I’m not sure many people expected him to be back on the contract that he got, however. After settling in 2020 for a one-year contract that was worth slightly less than what an original-round restricted free agent tender would have been, Banner characterized it as betting on himself.
Apparently he won, because the deal that he netted from the Steelers seems on the surface to be quite healthy under the circumstances, which I suspect will work out to a one-year, $4.775 million deal, though in actuality, it’s going on the books as a two-year deal worth $9.775 million.
Banner gets almost half of that in 2021. He has a base salary of $1.525 million, but will receive a signing bonus of $3.25 million. I say this will likely turn into a one-year deal not because I anticipate he will be leg go after one year (with a base salary of $5 million in 2022), but because I suspect he will be getting a more long-term and more lucrative deal next offseason.
That is resting under the assumption that he wins and retains a starting job throughout this season and does so at a level that is somewhere ‘above the line’. But I expect that to happen, and I think the Steelers’ deal reflects that they expect that to happen as well.
This was a contract that you give to somebody in whom you’re confident will live up to your expectations, while still knowing that he has something to prove. After all, he only has one start in his career, and he didn’t finish the game, but that’s not his fault.
Drafted in the fourth round by the Colts in 2017, he was let go and landed with the Cleveland Browns, where he did pretty much nothing as a rookie. Bouncing around further still, he was signed in the middle of training camp the following year by the Steelers.
He showed enough to make the team as the ninth lineman and a healthy scratch before being promoted a year later to an extended sixth-lineman role that saw him log more than 200 snaps.
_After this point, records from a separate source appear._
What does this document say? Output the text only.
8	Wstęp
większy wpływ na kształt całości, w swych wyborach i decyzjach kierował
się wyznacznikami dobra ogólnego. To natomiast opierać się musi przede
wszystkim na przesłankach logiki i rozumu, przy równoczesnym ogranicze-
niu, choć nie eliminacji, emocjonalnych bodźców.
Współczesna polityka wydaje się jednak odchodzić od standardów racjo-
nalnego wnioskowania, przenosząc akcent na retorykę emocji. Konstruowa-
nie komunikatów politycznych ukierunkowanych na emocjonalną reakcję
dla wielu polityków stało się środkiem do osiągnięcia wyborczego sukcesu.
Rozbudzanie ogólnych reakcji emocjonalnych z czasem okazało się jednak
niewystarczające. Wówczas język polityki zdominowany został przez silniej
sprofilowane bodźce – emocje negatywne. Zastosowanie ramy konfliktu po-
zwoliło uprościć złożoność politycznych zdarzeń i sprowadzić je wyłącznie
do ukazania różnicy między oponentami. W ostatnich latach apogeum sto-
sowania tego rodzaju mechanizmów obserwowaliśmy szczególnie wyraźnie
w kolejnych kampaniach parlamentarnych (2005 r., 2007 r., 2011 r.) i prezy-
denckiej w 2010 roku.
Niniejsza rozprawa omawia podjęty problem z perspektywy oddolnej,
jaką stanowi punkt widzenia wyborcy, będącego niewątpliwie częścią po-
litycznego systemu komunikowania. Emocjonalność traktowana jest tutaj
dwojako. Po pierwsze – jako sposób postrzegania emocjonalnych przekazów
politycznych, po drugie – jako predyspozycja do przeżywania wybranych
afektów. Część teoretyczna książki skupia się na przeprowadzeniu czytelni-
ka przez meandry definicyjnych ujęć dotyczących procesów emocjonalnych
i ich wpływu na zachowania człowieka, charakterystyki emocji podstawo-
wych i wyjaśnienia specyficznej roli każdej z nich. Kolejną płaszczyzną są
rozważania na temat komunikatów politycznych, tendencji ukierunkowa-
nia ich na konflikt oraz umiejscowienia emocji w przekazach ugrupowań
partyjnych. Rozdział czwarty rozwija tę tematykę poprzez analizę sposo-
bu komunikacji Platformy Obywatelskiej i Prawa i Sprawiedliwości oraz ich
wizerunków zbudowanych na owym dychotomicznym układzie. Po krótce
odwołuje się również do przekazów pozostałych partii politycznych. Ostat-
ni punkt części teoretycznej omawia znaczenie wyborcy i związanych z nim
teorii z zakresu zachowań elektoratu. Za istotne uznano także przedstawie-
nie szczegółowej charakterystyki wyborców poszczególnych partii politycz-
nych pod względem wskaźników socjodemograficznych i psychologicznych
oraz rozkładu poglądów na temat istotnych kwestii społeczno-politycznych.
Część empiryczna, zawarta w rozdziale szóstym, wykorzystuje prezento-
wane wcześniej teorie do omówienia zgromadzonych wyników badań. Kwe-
In 2020, he won a starting job, after signing just a one-year deal worth $1.75 million, while an original-round tender would have given him $2.133 million last season.
This contract clearly tells us that the Steelers view him as a starter, which I would hope is obvious. He was a starter last year, and only happenstance prevented him from starting one game. The deal means they still believe he’s the same guy with the same potential he had six months ago.